Local man recalls bridge collapse, brush with rock royalty

By Clara Glendale | Bass Lake profiles reporter

buzz
Greg “Buzz” Beeswax, left, leaps into the past with Clara Glendale. (Patsy Beeswax)

You procrastinate and then one day you wake up and say “today is the day I will buy Captain Beyond tickets.”

At least that’s how rock fan and Bass Lake resident Greg “Buzz” Beeswax remembers it. The year was 1972 and Beeswax, 54, was a mere 11 years old when he somehow managed to buy a ticket to a concert in New York to see Captain Beyond, his favorite band after Yes and Iron Butterfly. But things would not turn out as planned.

“My older brother Hummer brought their first record home from college,” Buzz said. “I played that thing till my dad used it for target practice. Boy was he mad when he found out I spent my summer mowing money on bus fare and a concert ticket. I think that’s what killed him. Of course, I was in Youngstown when that happened, I think.”

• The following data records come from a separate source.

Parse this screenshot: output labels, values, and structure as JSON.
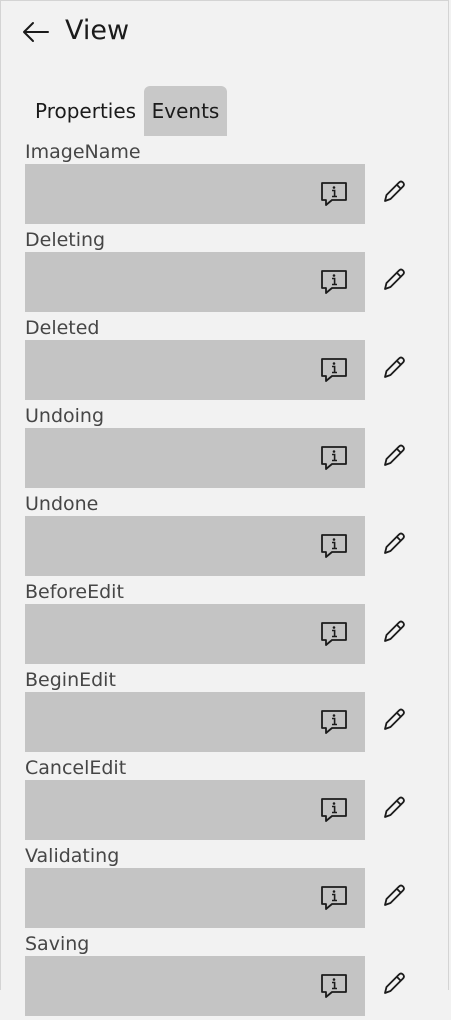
{
  "header": {
    "title": "View",
    "back_icon": "arrow-left-icon"
  },
  "tabs": [
    {
      "label": "Properties",
      "active": false
    },
    {
      "label": "Events",
      "active": true
    }
  ],
  "fields": [
    {
      "label": "ImageName",
      "value": ""
    },
    {
      "label": "Deleting",
      "value": ""
    },
    {
      "label": "Deleted",
      "value": ""
    },
    {
      "label": "Undoing",
      "value": ""
    },
    {
      "label": "Undone",
      "value": ""
    },
    {
      "label": "BeforeEdit",
      "value": ""
    },
    {
      "label": "BeginEdit",
      "value": ""
    },
    {
      "label": "CancelEdit",
      "value": ""
    },
    {
      "label": "Validating",
      "value": ""
    },
    {
      "label": "Saving",
      "value": ""
    }
  ],
  "icons": {
    "info": "info-comment-icon",
    "edit": "pencil-icon"
  },
  "colors": {
    "background": "#f2f2f2",
    "field": "#c4c4c4",
    "active_tab": "#c8c8c8",
    "text": "#1b1b1b",
    "label": "#464646"
  }
}
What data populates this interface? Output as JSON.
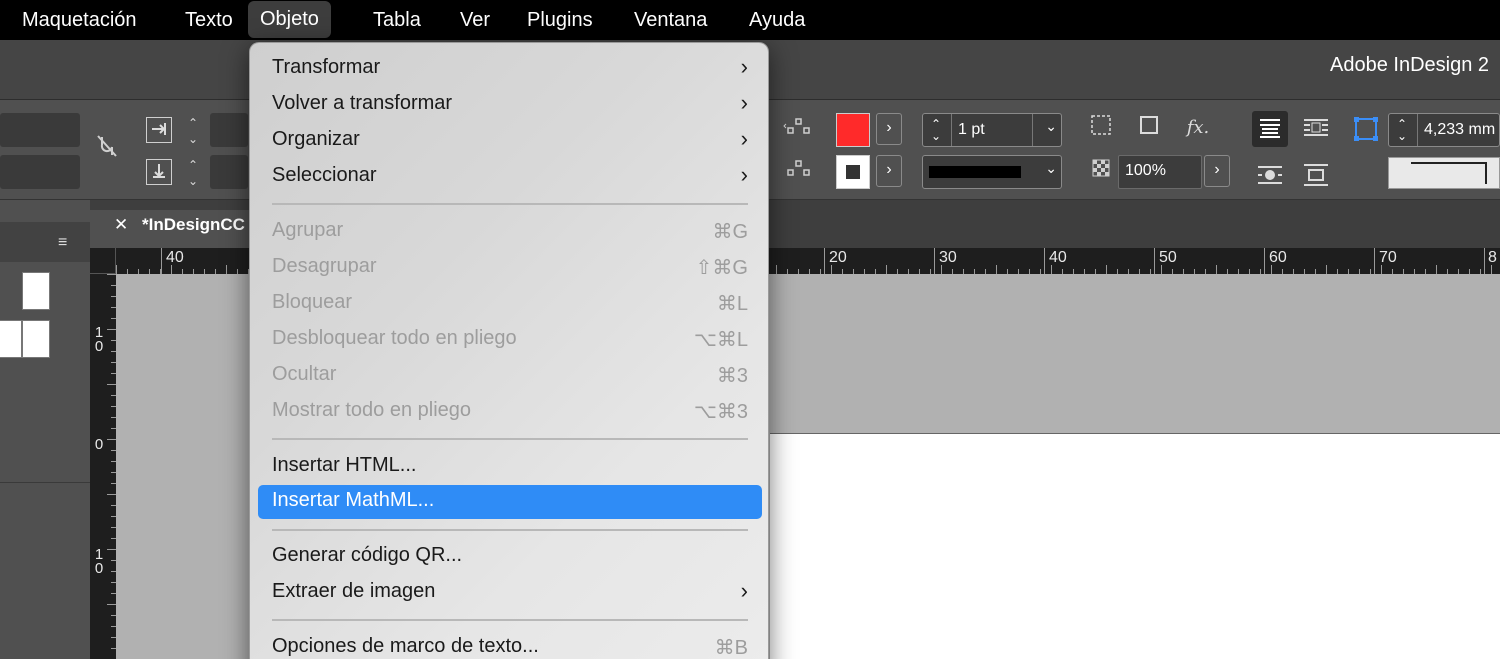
{
  "menubar": {
    "items": [
      "Maquetación",
      "Texto",
      "Objeto",
      "Tabla",
      "Ver",
      "Plugins",
      "Ventana",
      "Ayuda"
    ],
    "active_index": 2
  },
  "titlebar": {
    "title": "Adobe InDesign 2"
  },
  "control": {
    "stroke_weight": "1 pt",
    "opacity": "100%",
    "dimension": "4,233 mm",
    "fill_color": "#ff2a2a"
  },
  "document": {
    "tab_title": "*InDesignCC"
  },
  "rulers": {
    "h_labels": [
      "40",
      "20",
      "30",
      "40",
      "50",
      "60",
      "70",
      "8"
    ],
    "v_labels": [
      "1\n0",
      "0",
      "1\n0"
    ]
  },
  "dropdown": {
    "items": [
      {
        "label": "Transformar",
        "shortcut": "",
        "submenu": true,
        "disabled": false
      },
      {
        "label": "Volver a transformar",
        "shortcut": "",
        "submenu": true,
        "disabled": false
      },
      {
        "label": "Organizar",
        "shortcut": "",
        "submenu": true,
        "disabled": false
      },
      {
        "label": "Seleccionar",
        "shortcut": "",
        "submenu": true,
        "disabled": false
      },
      {
        "label": "Agrupar",
        "shortcut": "⌘G",
        "submenu": false,
        "disabled": true
      },
      {
        "label": "Desagrupar",
        "shortcut": "⇧⌘G",
        "submenu": false,
        "disabled": true
      },
      {
        "label": "Bloquear",
        "shortcut": "⌘L",
        "submenu": false,
        "disabled": true
      },
      {
        "label": "Desbloquear todo en pliego",
        "shortcut": "⌥⌘L",
        "submenu": false,
        "disabled": true
      },
      {
        "label": "Ocultar",
        "shortcut": "⌘3",
        "submenu": false,
        "disabled": true
      },
      {
        "label": "Mostrar todo en pliego",
        "shortcut": "⌥⌘3",
        "submenu": false,
        "disabled": true
      },
      {
        "label": "Insertar HTML...",
        "shortcut": "",
        "submenu": false,
        "disabled": false
      },
      {
        "label": "Insertar MathML...",
        "shortcut": "",
        "submenu": false,
        "disabled": false,
        "selected": true
      },
      {
        "label": "Generar código QR...",
        "shortcut": "",
        "submenu": false,
        "disabled": false
      },
      {
        "label": "Extraer de imagen",
        "shortcut": "",
        "submenu": true,
        "disabled": false
      },
      {
        "label": "Opciones de marco de texto...",
        "shortcut": "⌘B",
        "submenu": false,
        "disabled": false
      }
    ],
    "selection_color": "#2f8cf6"
  }
}
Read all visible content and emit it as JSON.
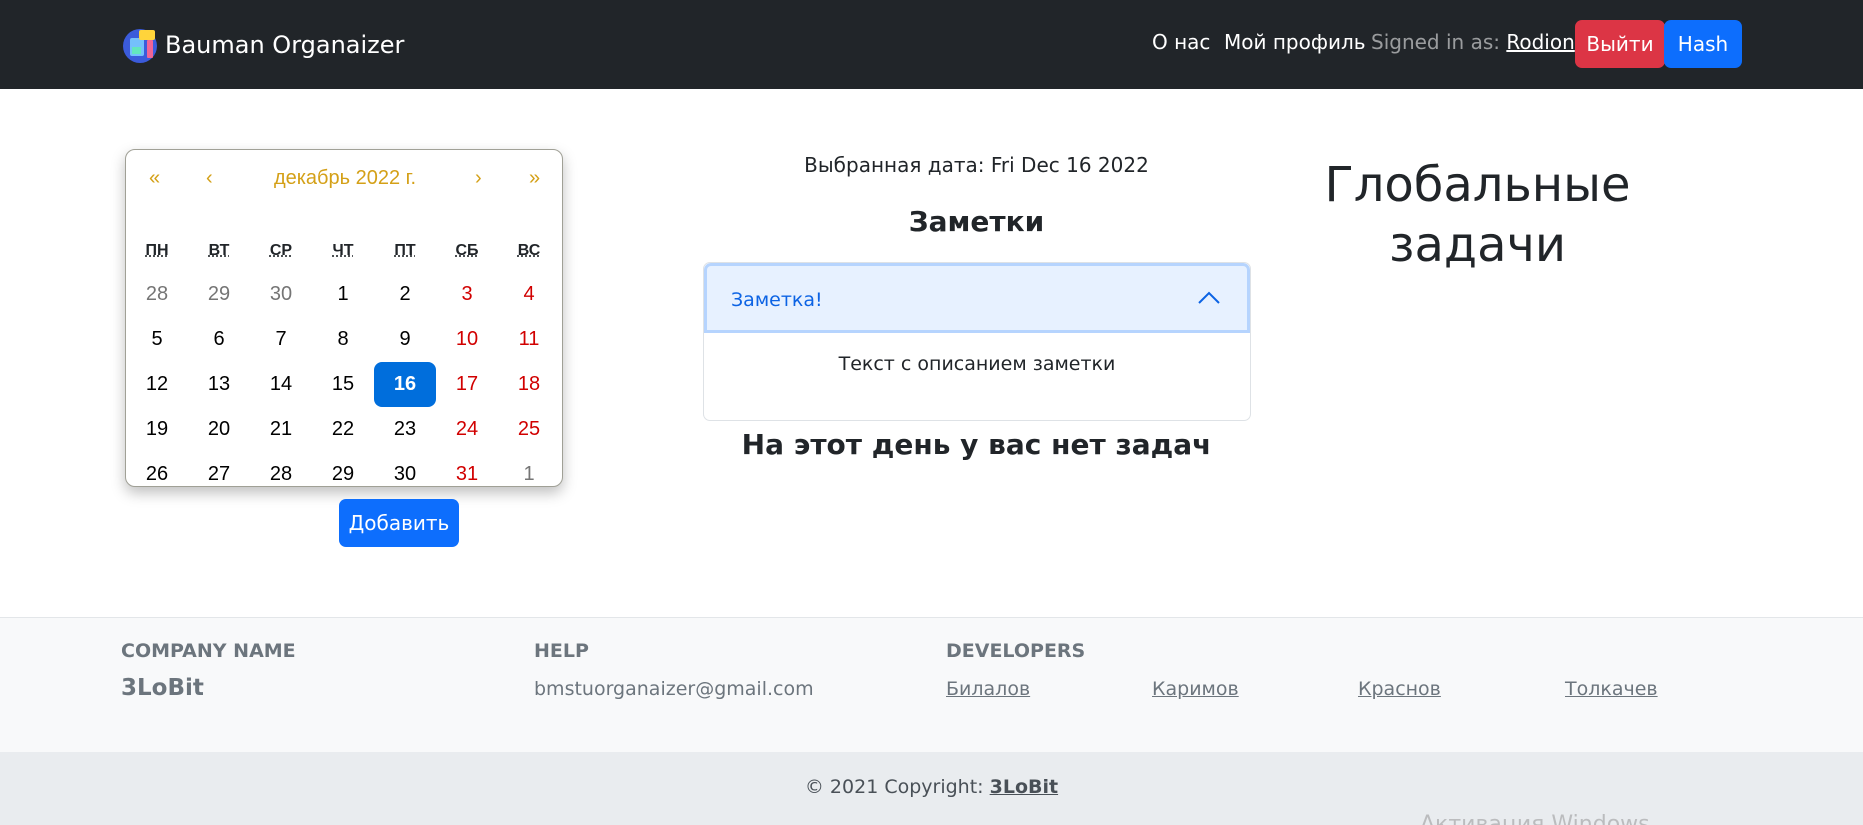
{
  "navbar": {
    "brand": "Bauman Organaizer",
    "links": {
      "about": "О нас",
      "profile": "Мой профиль"
    },
    "signed_in_label": "Signed in as:",
    "user": "Rodion",
    "logout_label": "Выйти",
    "hash_label": "Hash"
  },
  "calendar": {
    "nav": {
      "prev_year": "«",
      "prev_month": "‹",
      "next_month": "›",
      "next_year": "»"
    },
    "title": "декабрь 2022 г.",
    "weekdays": [
      "ПН",
      "ВТ",
      "СР",
      "ЧТ",
      "ПТ",
      "СБ",
      "ВС"
    ],
    "days": [
      {
        "d": "28",
        "t": "muted"
      },
      {
        "d": "29",
        "t": "muted"
      },
      {
        "d": "30",
        "t": "muted"
      },
      {
        "d": "1",
        "t": ""
      },
      {
        "d": "2",
        "t": ""
      },
      {
        "d": "3",
        "t": "weekend"
      },
      {
        "d": "4",
        "t": "weekend"
      },
      {
        "d": "5",
        "t": ""
      },
      {
        "d": "6",
        "t": ""
      },
      {
        "d": "7",
        "t": ""
      },
      {
        "d": "8",
        "t": ""
      },
      {
        "d": "9",
        "t": ""
      },
      {
        "d": "10",
        "t": "weekend"
      },
      {
        "d": "11",
        "t": "weekend"
      },
      {
        "d": "12",
        "t": ""
      },
      {
        "d": "13",
        "t": ""
      },
      {
        "d": "14",
        "t": ""
      },
      {
        "d": "15",
        "t": ""
      },
      {
        "d": "16",
        "t": "selected"
      },
      {
        "d": "17",
        "t": "weekend"
      },
      {
        "d": "18",
        "t": "weekend"
      },
      {
        "d": "19",
        "t": ""
      },
      {
        "d": "20",
        "t": ""
      },
      {
        "d": "21",
        "t": ""
      },
      {
        "d": "22",
        "t": ""
      },
      {
        "d": "23",
        "t": ""
      },
      {
        "d": "24",
        "t": "weekend"
      },
      {
        "d": "25",
        "t": "weekend"
      },
      {
        "d": "26",
        "t": ""
      },
      {
        "d": "27",
        "t": ""
      },
      {
        "d": "28",
        "t": ""
      },
      {
        "d": "29",
        "t": ""
      },
      {
        "d": "30",
        "t": ""
      },
      {
        "d": "31",
        "t": "weekend"
      },
      {
        "d": "1",
        "t": "muted"
      }
    ],
    "add_label": "Добавить"
  },
  "main": {
    "selected_date": "Выбранная дата: Fri Dec 16 2022",
    "notes_title": "Заметки",
    "note": {
      "title": "Заметка!",
      "body": "Текст с описанием заметки"
    },
    "no_tasks": "На этот день у вас нет задач"
  },
  "global_tasks_title": "Глобальные задачи",
  "footer": {
    "company_head": "COMPANY NAME",
    "company_name": "3LoBit",
    "help_head": "HELP",
    "help_email": "bmstuorganaizer@gmail.com",
    "dev_head": "DEVELOPERS",
    "developers": [
      "Билалов",
      "Каримов",
      "Краснов",
      "Толкачев"
    ],
    "copyright_prefix": "© 2021 Copyright:",
    "copyright_link": "3LoBit"
  },
  "watermark": "Активация Windows",
  "colors": {
    "navbar": "#212529",
    "danger": "#dc3545",
    "primary": "#0d6efd",
    "calendar_accent": "#d4a017",
    "weekend": "#d10000",
    "selected_day": "#006edc"
  }
}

It was the year Richard M. Nixon won re-election, the year of Munich, the Miami Dolphins, and “The Joy of Sex.” Things were changing fast for Buzz. The transition from fourth grade to fifth grade is often tricky for adolescent boys, and Buzz was no different.

“Things were changing fast,” Buzz said. “First my brother left, then I left. I thought those days would never end.”

Sadly, tragedy struck young Buzz just before he hopped that bus to New York. Years of dental neglect had resulted in Buzz having been fitted with a new upper left plate when he was just three years old. By the time he was 11 the partial denture no longer fit his expanding head.

“I could only eat corn on the cob on one side of my face. The fellas teased me something awful.”

With the departure date looming, Buzz spent the remainder of his lawn mowing money on a discount bridge. That decision proved fateful.

“We were in Scranton on a driver break and I was hungry so I bought a Zagnut bar at the counter and I’ll be damned if that Zagnut didn’t crumple my new bridge like a paper cup.”

Buzz’s seat mate, a grandfatherly type person, offered young Buzz some hooch from his flask and Buzz, willing to do anything to quell the pain the bridge collapse had caused, quaffed that whiskey like a pro.

“I had no pain,” Buzz said. “It was great. That old man had bottles of the stuff. I just kept drinking it. But then I passed out and missed my stop. I missed the concert. Sure, my dad died while I was gone but, boy what a ride!”

Clara Glendale occasionally writes about random Bass Lake residents. Sometimes we publish her profiles. This is one of those times.